Interestingly that's what Arch users always say about their distro... personally though I very rarely take seriously any post containing the phrase "it feels faster". Read it countless times and it always amounted to nothing.
Boot time is irrelevant. A system can take ages to boot and still be faster and more responsive than a system which boots in a flash. Also with gentoo, it would depend on which init system is installed as I believe that with gentoo there is essentially a choice. Startup scripts/daemons also have a bearing on boot time.
What would you do to the kernel to make it faster than a given distribution's generic kernel? You can build a preemptive kernel and increase the tick rate, but it's likely that your kernel is configured that way anyway by your distribution. It's easy enough to grep your kernel config and find out...
You could build a smaller kernel, which won't make a jot of difference on most modern systems, or you can only build the needed LKMs for the target system - which will reduce compile times drastically but also won't do much for performance.
In reality if there are performance issues, then you're better off finding out the root cause and understanding the problem, rather than switching distro and then proclaiming "distro X faster than distro Y".
I, too, have written a tl;dr post that won't add much to the discussion
Well, I ask people about their personal experiences with specific distros because there are seldom "full-featured" synthetic benchmarks/comparisons in this sense (considering the ever growing number distributions lying around)...

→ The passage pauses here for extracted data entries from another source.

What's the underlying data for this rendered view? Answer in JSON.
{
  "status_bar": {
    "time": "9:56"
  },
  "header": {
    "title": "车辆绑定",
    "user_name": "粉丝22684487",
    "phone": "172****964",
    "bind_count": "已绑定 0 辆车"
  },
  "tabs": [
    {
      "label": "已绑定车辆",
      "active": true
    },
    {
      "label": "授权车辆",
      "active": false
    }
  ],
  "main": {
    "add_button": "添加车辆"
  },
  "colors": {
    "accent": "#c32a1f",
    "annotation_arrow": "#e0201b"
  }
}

And because I simply want to know what people have to say. This is a forum, we're exchanging experience.
Anyway, Arch is obviously faster than Ubuntu on my system, for instance. Doubtlessly. Perhaps in general (who knows for sure?

). Booting is faster, applications start really faster, multitasking is snappier. And my hardware is state-of-the-art. I used Ubuntu for months, not the bloated, mainstream version though. I installed the Minimal CD, picking no DE or extra software, just then I set up whatever would go on my system, manually, via CLI. Still slower than Arch, using the same drivers, window managers and DEs. So... Arch is certainly faster than Ubuntu for me.
Are you familiar with kernel modding? Well, I am not an expert, I know how to apply patches and all, but I am still somewhat far from modifying a whole kernel release on my own. I read from experienced people this practice improves performance considerably, too. This is a very particular subject we won't find accurate information about on the web, thus talking to people who actually get things going is quite valuable.
If you compile software from source with your own hardware, chances are it may run smoother, actually. There's not that much room for variation than there is in video transcoding from one codec to another (always having different results, even on the same hardware), but, indeed, there are sometimes little variations, hardware-dependent, on locally compiled binaries.
I don't see why else people would want to compile all their software from source, unless they changed the code, mostly not the case when running an entirely source-based distribution.
Nobody had mentioned performance issues on this thread hitherto. I am always looking for performance boosts, that's why I asked.